Tampaknya pemerintah Indonesia sekarang berniat menarik investasi senilai US$25 miliar. Jumlah ini tentu tidak sedikit, sekitar 0,04 PDB Indonesia. Dengan menilai kondisi saat ini tampaknya masih banyak pekerjaan rumah yang mesti dilakukan oleh pemerintah, terutama tim ekonominya, untuk memperbaiki kemudahan investasi.
Pada 2017 peringkat kemudahan investasi yang dibuat oleh Bank Dunia, yaitu Doing Business, berada di urutan 91. Ini merupakan kenaikan yang cukup baik karena pada 2016 masih berada di posisi 109. Peringkat negara-negara tetangga pada 2016 seperti Malaysia jauh lebih baik (18), Thailand (49), Vietnam (90), Filipina (103). Pada 2016 Indonesia lebih baik dari Kamboja yang berada di posisi 127.
Indonesia tentu saja dapat menawarkan berbagai investasi bagi Arab Saudi. Apalagi saat ini Indonesia memerlukan dana segar yang tidak sedikit untuk menggenjot pembangunan infrastruktur. Ada banyak proyek infrastruktur yang bisa ditawarkan, mulai dari pembangkit tenaga listrik hingga pembangunan jalan tol.

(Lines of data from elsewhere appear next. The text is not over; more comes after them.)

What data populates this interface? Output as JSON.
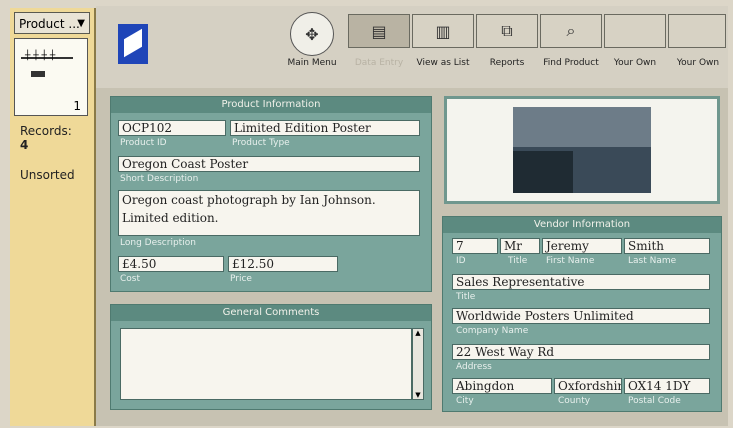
{
  "sidebar": {
    "layout_select": "Product ...",
    "book_page": "1",
    "records_label": "Records:",
    "records_count": "4",
    "sort_status": "Unsorted"
  },
  "toolbar": {
    "main_menu": "Main Menu",
    "data_entry": "Data Entry",
    "view_as_list": "View as List",
    "reports": "Reports",
    "find_product": "Find Product",
    "your_own_1": "Your Own",
    "your_own_2": "Your Own"
  },
  "product": {
    "title": "Product Information",
    "product_id": "OCP102",
    "product_id_label": "Product ID",
    "product_type": "Limited Edition Poster",
    "product_type_label": "Product Type",
    "short_description": "Oregon Coast Poster",
    "short_description_label": "Short Description",
    "long_description": "Oregon coast photograph by Ian Johnson. Limited edition.",
    "long_description_label": "Long Description",
    "cost": "£4.50",
    "cost_label": "Cost",
    "price": "£12.50",
    "price_label": "Price"
  },
  "comments": {
    "title": "General Comments",
    "text": ""
  },
  "vendor": {
    "title": "Vendor Information",
    "id": "7",
    "id_label": "ID",
    "title_prefix": "Mr",
    "title_prefix_label": "Title",
    "first_name": "Jeremy",
    "first_name_label": "First Name",
    "last_name": "Smith",
    "last_name_label": "Last Name",
    "job_title": "Sales Representative",
    "job_title_label": "Title",
    "company": "Worldwide Posters Unlimited",
    "company_label": "Company Name",
    "address": "22 West Way Rd",
    "address_label": "Address",
    "city": "Abingdon",
    "city_label": "City",
    "county": "Oxfordshire",
    "county_label": "County",
    "postcode": "OX14 1DY",
    "postcode_label": "Postal Code"
  }
}
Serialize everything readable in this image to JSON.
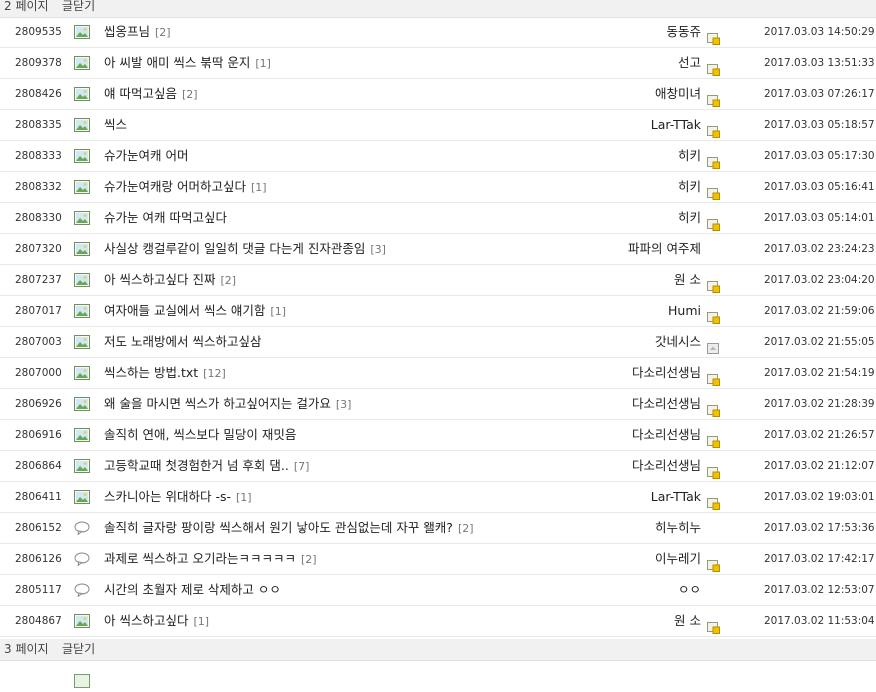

Yang saat ini paling mungkin ditawarkan adalah sektor industri pariwisata. Dari pola investasi Arab Saudi di beberapa negara memang terlihat adanya peluang yang cukup baik, walau Arab Saudi terlihat juga berambisi menanamkan modalnya di bidang teknologi informasi.
Dari segi pembiayaan diperkirakan Indonesia akan fleksibel mengikuti kebiasaan Arab Saudi. Jika Arab Saudi menginginkan pembiayaan berbasis syariah, saat ini ada beberapa instrumen keuangan ataupun di pasar modal yang sudah menggunakannya.
Naiknya peringkat Indonesia merupakan buah manis kebijakan ekonomi yang sedang dilakukan oleh pemerintah di bawah kendali Presiden Joko Widodo. Sebetulnya ada satu wilayah yang masih perlu ditingkatkan perbaikannya: kapasitas birokrasi dan sekaligus mengubah cara berpikirnya. Birokrasi diperlukan untuk melayani masyarakat, termasuk pelayanan dalam bidang investasi dan segala kegiatan yang terkait dengannya. Namun, kebijakan tersebut tentu masih belum cukup karena masih ada penyakit kronis, yaitu koordinasi dengan pemerintah daerah.